Sunday, August 10, 2008

Canada honours its peacekeepers

As the article notes we are less and less involved as peacekeepers. Our role is increasingly junior partner in U.S. imperialism. Of course this is just pictured as an extension of peacekeeping. No doubt it is also a rescue of failed states, and part of the fight against global terrorism, spreading democracy, freeing Afghans to fly kites, etc. etc. and also returning the ministry of virtue and vice and helping make warlords and hangers on rich.

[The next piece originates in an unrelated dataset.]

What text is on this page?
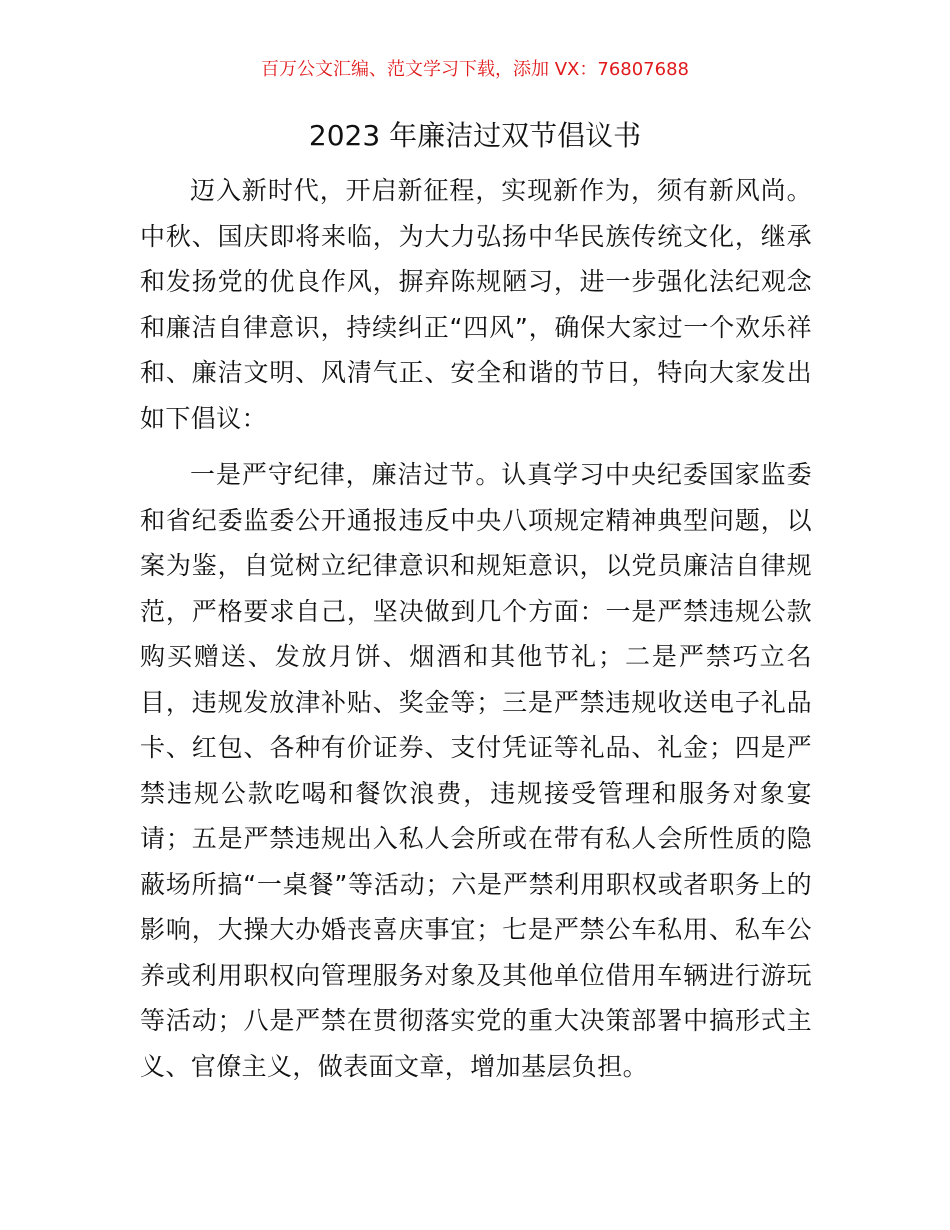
百万公文汇编、范文学习下载，添加 VX：76807688
2023 年廉洁过双节倡议书

迈入新时代，开启新征程，实现新作为，须有新风尚。中秋、国庆即将来临，为大力弘扬中华民族传统文化，继承和发扬党的优良作风，摒弃陈规陋习，进一步强化法纪观念和廉洁自律意识，持续纠正“四风”，确保大家过一个欢乐祥和、廉洁文明、风清气正、安全和谐的节日，特向大家发出如下倡议：

一是严守纪律，廉洁过节。认真学习中央纪委国家监委和省纪委监委公开通报违反中央八项规定精神典型问题，以案为鉴，自觉树立纪律意识和规矩意识，以党员廉洁自律规范，严格要求自己，坚决做到几个方面：一是严禁违规公款购买赠送、发放月饼、烟酒和其他节礼；二是严禁巧立名目，违规发放津补贴、奖金等；三是严禁违规收送电子礼品卡、红包、各种有价证券、支付凭证等礼品、礼金；四是严禁违规公款吃喝和餐饮浪费，违规接受管理和服务对象宴请；五是严禁违规出入私人会所或在带有私人会所性质的隐蔽场所搞“一桌餐”等活动；六是严禁利用职权或者职务上的影响，大操大办婚丧喜庆事宜；七是严禁公车私用、私车公养或利用职权向管理服务对象及其他单位借用车辆进行游玩等活动；八是严禁在贯彻落实党的重大决策部署中搞形式主义、官僚主义，做表面文章，增加基层负担。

Canada honours its peacekeepers
Last Updated: Saturday, August 9, 2008
The Canadian Press
Canada's international peacekeepers enjoyed a long-awaited day in the sun Saturday, with the celebration of the first National Peacekeepers Day.
Veterans Affairs Minister Greg Thompson paid tribute to their efforts at a ceremony in Ottawa, telling about 100 Canadian Forces and RCMP veterans of peacekeeping missions that they represent the very essence of Canada.
"It's who we are, its what we stand for," Thompson said. "And it's what other nations think of when they see the Canadian Maple Leaf."
Prime Minister Stephen Harper offered similar sentiments in a written statement, describing peacekeeping efforts as "a symbol of our country's commitment to building a more safe and secure world."
Groups representing peacekeeping veterans have long lobbied for a national day of recognition. But it wasn't until this June that one was officially created, with the passage of a private member's bill sponsored by Liberal MP Bren St. Denis.
Aug. 9 was chosen as the date for the observance because it was on that day in 1974 that nine Canadian peacekeepers died when their plane was downed by a Syrian missile as it prepared to land in Damascus.
All told, more than 200 Canadians have died on international peacekeeping duty since the 1950s.
They are commemorated at a monument erected a few blocks from Parliament Hill in 1992, the site of the ceremony Saturday that served as a centrepiece for similar gatherings across the country.
Ironically, the official declaration of a national day of honour comes at a time when the Canadian military, stretched thin by its combat role in Afghanistan, is devoting fewer resources and personnel to United Nations and other international peacekeeping missions.
But St. Denis saw no contradiction, suggesting the Afghan mission fits comfortably into Canada's traditional role.
"There are serious combat elements to it [but] when you step back the ultimate goal is not to win a war," the Liberal MP said after the ceremony. "The objective is peace between and among the combatants."